Comparative parasitology may also yield insight between predators and prey since numerous parasites require multiple hosts to complete their lifecycles. A variety of monogenes, digenes, cestodes, copepods, and trematodes have been documented on M. ramsayi in Peruvian and Chilean waters [46, 47]. How these assemblages differ between locations and the role cleaners play in governing these assemblages are unknown. We did note however an apparent lack of visible external parasites on the Galapagos mola, especially in comparison with the high parasite loads of M. mola in the California Current system [T. Thys pers obs].

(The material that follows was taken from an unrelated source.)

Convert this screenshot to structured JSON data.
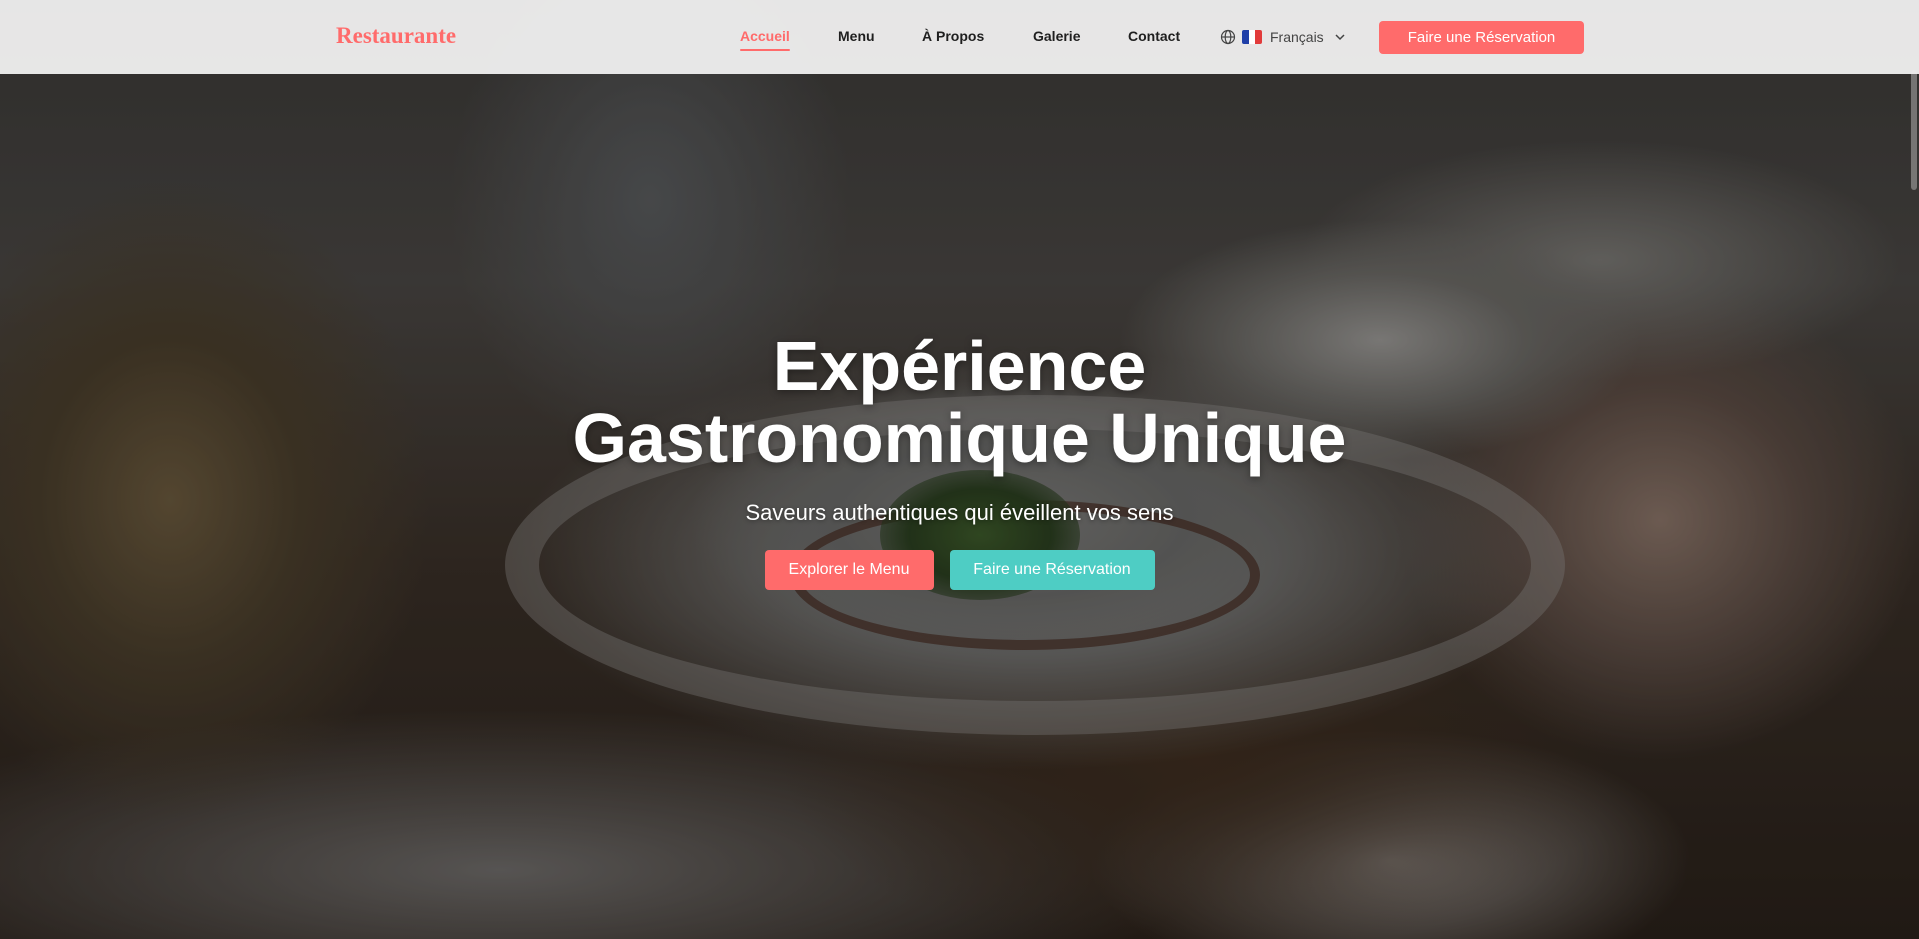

Investigation and quantification of predation pressures and overall population size are also recommended. The western region of the Galapagos Islands is characterized by cool, productive upwelling waters, which likely provide a food source for much of the year. This, combined with the availability of the cleaning station at PVR, may explain the long-term residency found in this study. Seasonal aerial surveys could offer insight into population size and predation events. M. ramsayi here are harassed by Galapagos sea lions and occasionally eaten by orcas. Six orca predation events were reported between 2005 and 2016 (Judith Denkinger, pers comm) with at least one witnessed by the tourist vessel M/V Polaris on 23 August 2005. This sighting indicated a pod of 7 orcas, 2 adults and 5 juveniles, which attacked a mola (approx. 2 m TL) at PVR. The pod repeatedly brought the fish to the surface. One adult orca first appeared to be using the mola as a prey-capture teaching tool for an accompanying juvenile orca before the mola was eventually eaten. Further work on the interactions between food availability, cleaning services, and potential threats may help further elucidate movement patterns.

4. Conclusions

The current study provides the first and most comprehensive behavioral data for M. ramsayi in the Eastern Tropical Pacific and offers a foundation for more in-depth investigations of this species worldwide. Additionally, it highlights the importance of the Galapagos Marine Reserve for wide-ranging pelagic species. While the value of the reserve for the protection of coastal marine and terrestrial species is well documented (e.g., [48, 49]), its contribution towards the conservation of migratory marine species within a regional context is less understood and is the focus of current research efforts [50].

Conflicts of Interest

The authors declare that there are no conflicts of interest regarding the publication of this paper.


This work was supported by grants to T. Thys from National Geographic’s Committee for Research and Exploration (no. 83022) and Mohammad Bin Zayed Species Conservation Fund (no. 11253124). K. Weng was supported by the Pelagic Fisheries Research Program, JIMAR, D. Lau, and Virginia Institute of Marine Science. J. Ryan was supported by MBARI. Research was carried out under Galapagos National Park Permit no. PC-45-11 in collaboration with the Charles Darwin Foundation. Special thanks are due to the Parque Nacional Galapagos, Galapagos National Park Directorate, Lenin Cruz and M/V Pirata crew, Carlos Romero, and National Geographic/Lindblad staff aboard the M/V Endeavor and M/V Islander especially Lynn Fowler. Special thanks are due to Mai Hoang for sightings data, Emily Nixon for data analysis, Jack Grove for cleaner species identification, Judith Denkinger for orca predation sightings, Charles Farwell for tag prep support, Wildworx for equipment and M/V Alucia, Atlantic Productions, and Mark Taylor for Triton 3300 suboperations and video footage.